16.11. Alptraum mit Susann, die nicht mehr mit mir redet und ich weiß nicht wieso. Sind das die alten Kamellen weil ich mich bei einer krebskranken Freundin zu aufdringlich verhalten haben soll? Eine gemeinsame Freundin aus Hannover, mit der versteht sie sich noch blendend. Was habe ich verbrochen? Sie soll es mir sagen, ich habe ihr sogar noch einen Kalender gemacht, aber eben nur einen kleinen, weil wir uns kaum gesehen haben im letzten Jahr. Der Grund, warum ich in Ungnade gefallen bin: ich habe bei einem Sommerfest nicht mitgeholfen. Stellt sich heraus, ich wusste nichts davon, sie hatte mir nicht Bescheid gesagt. „Dieser Film“ schreibe ich schon, beschäftigt mich den ganzen Tag auf einer emotionalen Ebene. Schiffe, Lkws fahren gegen ein Gebäude im Hinterhof als Verschrottung.

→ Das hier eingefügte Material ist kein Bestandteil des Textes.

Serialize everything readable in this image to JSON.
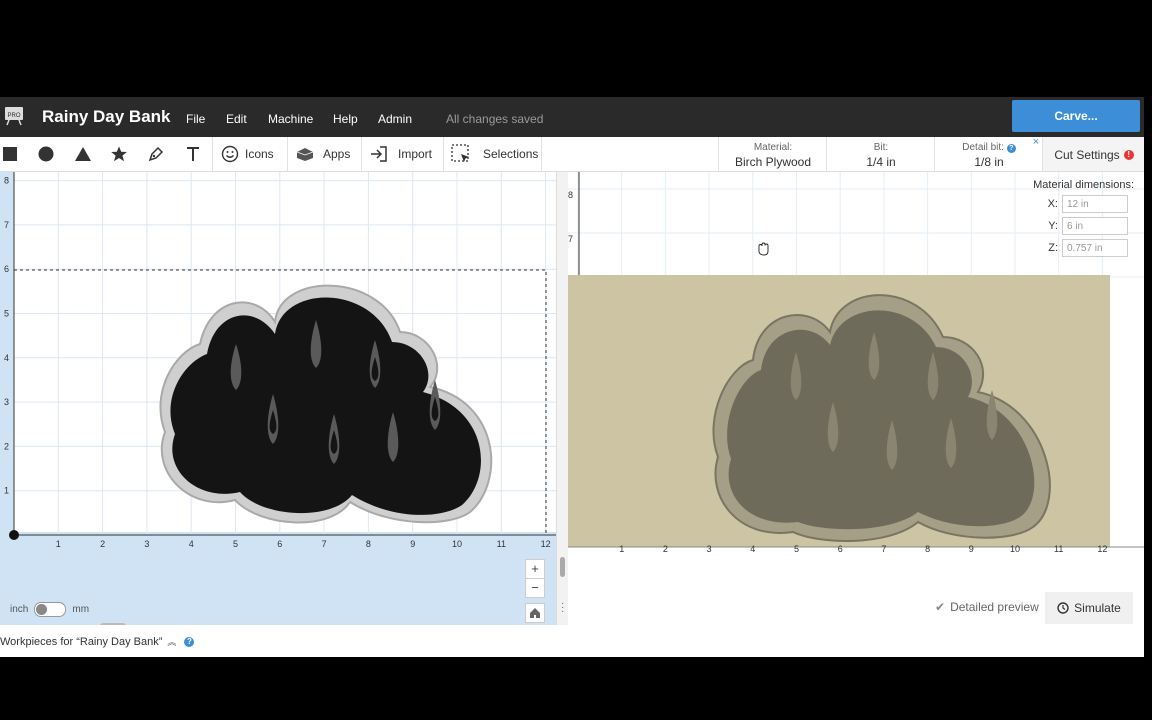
{
  "header": {
    "title": "Rainy Day Bank",
    "logo_badge": "PRO",
    "menu": [
      "File",
      "Edit",
      "Machine",
      "Help",
      "Admin"
    ],
    "status": "All changes saved",
    "carve_label": "Carve..."
  },
  "toolbar": {
    "icons_label": "Icons",
    "apps_label": "Apps",
    "import_label": "Import",
    "selections_label": "Selections"
  },
  "settings": {
    "material_key": "Material:",
    "material_value": "Birch Plywood",
    "bit_key": "Bit:",
    "bit_value": "1/4 in",
    "detail_key": "Detail bit:",
    "detail_value": "1/8 in",
    "cut_settings_label": "Cut Settings"
  },
  "material_dimensions": {
    "label": "Material dimensions:",
    "x_label": "X:",
    "x_value": "12 in",
    "y_label": "Y:",
    "y_value": "6 in",
    "z_label": "Z:",
    "z_value": "0.757 in"
  },
  "left_canvas": {
    "y_ticks": [
      "8",
      "7",
      "6",
      "5",
      "4",
      "3",
      "2",
      "1"
    ],
    "x_ticks": [
      "1",
      "2",
      "3",
      "4",
      "5",
      "6",
      "7",
      "8",
      "9",
      "10",
      "11",
      "12"
    ]
  },
  "right_canvas": {
    "y_ticks": [
      "8",
      "7"
    ],
    "x_ticks": [
      "1",
      "2",
      "3",
      "4",
      "5",
      "6",
      "7",
      "8",
      "9",
      "10",
      "11",
      "12"
    ]
  },
  "units": {
    "left": "inch",
    "right": "mm"
  },
  "zoom": {
    "in": "+",
    "out": "−"
  },
  "preview": {
    "detailed_label": "Detailed preview",
    "simulate_label": "Simulate"
  },
  "workpieces_label": "Workpieces for “Rainy Day Bank”",
  "colors": {
    "accent": "#3d8ed8",
    "topbar": "#2a2a2a",
    "canvas_bg": "#cfe3f5",
    "wood": "#cdc4a4"
  }
}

Kein Flohmarkt in Gehrden, basteln, packen. Kalender für meine Schwester und Schwiegereltern wird fertig und ich spiele mit den Motiven für unseren eigenen. Das ist immer die Krönung.

November

01.11. Telefonat mit Wien und wir reden immer gleichzeitig. Hatte Sunla ja gewarnt, dass ich das nicht so gut kann. Ist mir peinlich, aber nach dem Mittagschlaf lasse ich Stephan alleine zu Günter fahren, der für uns gekocht hat und hüte das Sofa. Kopfschmerzen, wenn auch nur leicht, sind immer ein schlechtes Zeichen bei mir. Daneben viel Gebastele. Es gibt doch einen Bürokalender, aber nur klein und ohne Fotos. Viele Hundeanspielungen, halt das was aus meiner Sicht so ansteht im Büro. Stephan kommt wieder und hat Essen dabei. Das esse ich erst am nächsten Tag, aber es ist echt lecker. Günter sollte ein Restaurant aufmachen. Viele Gewürze und mit indischem Einschlag. So wird Günter eines Tages für mich kochen, wenn ich gezwungenermaßen mit ihm zusammen komme, in der Trauer werden wir zueinander finden. Ich grusel mich mit diesen Geschichten und Stephan steigert mich noch rein.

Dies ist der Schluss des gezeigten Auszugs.